Review: Crunch Time!

For some time trading card games were really popular.  And then their popularity was seemingly replaced with poker and gambling.  And now with the release of Hearthstone it’s popular again.

So with anything that becomes popular that are streams of copycat killers trying to come around and slay the top rung player.

Crunch Time! has no chance in hell of ever being a slayer of anything.

One of the golden rules with a market dominated by free games is that if people are going to pay for something, they have to be paying for a premium experience.  This is not the case with this game.  It actually offers far less than a free title would.  It’s entirely possible that the market for card games is too full of games that offer a lot for free and that little fish have no room to jump in.

Crunch Time! is a trading card game that has absolutely no trading cards.  There is nothing to collect. There are no decks to build.  There is no style or strategy.  What you get instead is a game that focuses entirely on randomness and removes strategy from the title.

Each player is given five cards to start.  Cards can either be “Talent” or Abilities.  Talent compose of video game developers, designers, sound guys, and testers.  Each has either 2 or 4 turn setting.  When a 2 turn setting is used it goes to your game.  The goal is to collect completed talent who are working on some part of your game.  As their numbers tick down they get added to your title.
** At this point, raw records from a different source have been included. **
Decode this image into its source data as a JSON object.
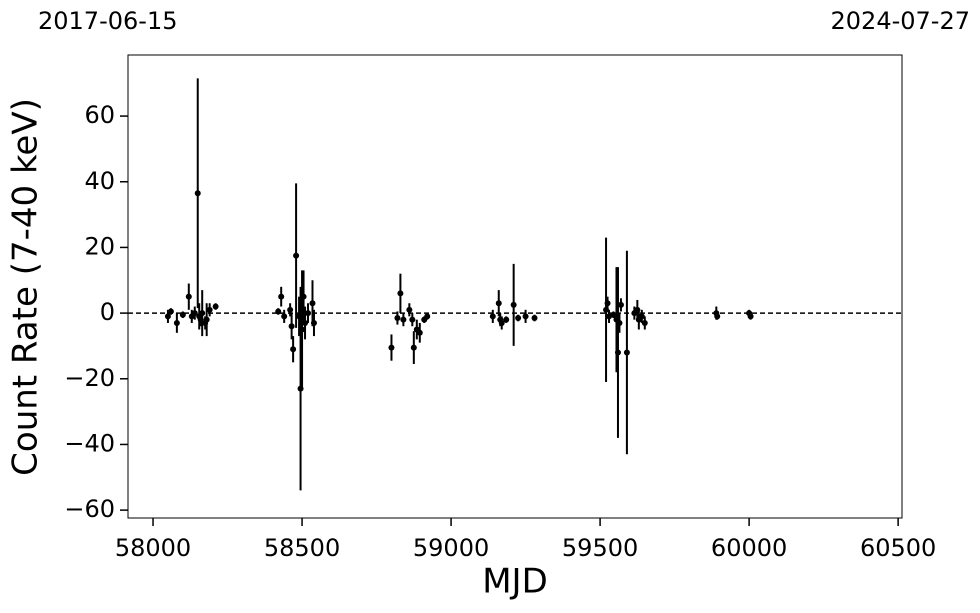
{
  "chart_data": {
    "type": "errorbar",
    "date_start": "2017-06-15",
    "date_end": "2024-07-27",
    "xlabel": "MJD",
    "ylabel": "Count Rate (7-40 keV)",
    "xlim": [
      57916,
      60513
    ],
    "ylim": [
      -62.4,
      78.6
    ],
    "xticks": [
      58000,
      58500,
      59000,
      59500,
      60000,
      60500
    ],
    "yticks": [
      {
        "value": -60,
        "label": "−60"
      },
      {
        "value": -40,
        "label": "−40"
      },
      {
        "value": -20,
        "label": "−20"
      },
      0,
      20,
      40,
      60
    ],
    "reference_line": 0,
    "series": [
      {
        "color": "#000000",
        "x": [
          58050,
          58060,
          58080,
          58100,
          58120,
          58130,
          58140,
          58150,
          58155,
          58160,
          58165,
          58175,
          58180,
          58190,
          58210,
          58420,
          58430,
          58440,
          58460,
          58465,
          58470,
          58480,
          58490,
          58495,
          58500,
          58505,
          58510,
          58520,
          58535,
          58540,
          58800,
          58820,
          58830,
          58840,
          58860,
          58870,
          58875,
          58885,
          58895,
          58910,
          58920,
          59140,
          59160,
          59165,
          59170,
          59185,
          59210,
          59225,
          59250,
          59280,
          59520,
          59525,
          59530,
          59545,
          59555,
          59560,
          59565,
          59570,
          59590,
          59615,
          59625,
          59630,
          59640,
          59650,
          59890,
          59893,
          60000,
          60005
        ],
        "values": [
          -1,
          0.5,
          -3,
          -0.5,
          5,
          -1,
          0,
          36.5,
          -1,
          -2,
          0,
          -3,
          -2,
          1,
          2,
          0.5,
          5,
          -1,
          1,
          -4,
          -11,
          17.5,
          -1,
          -23,
          -5,
          5,
          -3,
          0,
          3,
          -3,
          -10.5,
          -1.5,
          6,
          -2,
          1,
          -2,
          -10.5,
          -5,
          -6,
          -2,
          -1,
          -1,
          3,
          -2,
          -3,
          -2,
          2.5,
          -1.5,
          -1,
          -1.5,
          1,
          3,
          -1,
          -0.5,
          -2,
          -12,
          -3,
          2.5,
          -12,
          0,
          1,
          -2,
          -1,
          -3,
          0,
          -1,
          0,
          -1
        ],
        "errors": [
          2,
          1,
          3,
          1,
          4,
          2,
          2,
          35,
          4,
          2,
          7,
          2,
          5,
          2,
          1,
          1,
          3,
          2,
          2,
          4,
          4,
          22,
          6,
          31,
          18,
          8,
          5,
          3,
          7,
          4,
          4,
          2,
          6,
          2,
          2,
          2,
          5,
          3,
          3,
          1,
          1,
          2,
          4,
          2,
          2,
          1,
          12.5,
          1,
          2,
          1,
          22,
          2,
          2,
          1,
          16,
          26,
          3,
          2,
          31,
          2,
          3,
          3,
          2,
          2,
          2,
          1,
          1,
          1
        ]
      }
    ]
  }
}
To slow this process down you use ability cards.  Ability cards come in many ways and are the part of the game that most suffer from balance issues.  Some cards can shut down production of only a certain type for one turn, those are fine.  The ones that shutdown production for 2-3 turns are not.  They shut down production of all types and can be “countered” with situational cards.

Another rather over powered card is the Publisher Contact.  This full on removes a single end goal from your score and sets you back several turns.

You must have 5 cards in your hand at all time.  So if you expel 5 cards, you get 5 cards.  If you have 5 cards, you only get 1 card for the next turn.  It drives you to burn through as many cards as you can in order to win.  If an opponent gets 5 publisher contact cards, you just lose the game.

The randomness in the game is the major decider of whether or not you win.  If you get everything you need you win.  If you don’t your opponent wins.

Your opponent is always the computer.  There is no multiplayer…. of which multiplayer is essential for this sort of game.

It does have a leaderboard but the leaderboard is private only and only refers to you and computer high scores.  Because of that it’s basically useless.

In today’s day and age I doubt this game is even good enough to be on a mobile app.  It has some neat ideas, but it’s just missing a lot to make it a worthwhile purchase.

The irony is that they (the developers) are well aware of these limitations.  When you go to their website they talk about how they are going to add all of these features into the sequel.  And there in lies the problem, they’re not willing to invest in their own product. They’re not willing to make a great game, they’re only willing to sell this cheap tacky half game until the full one is ready.

Because of this is will never ever be a worth while purchase…. and honestly anyone who buys the second one is just supporting a morally bankrupt person.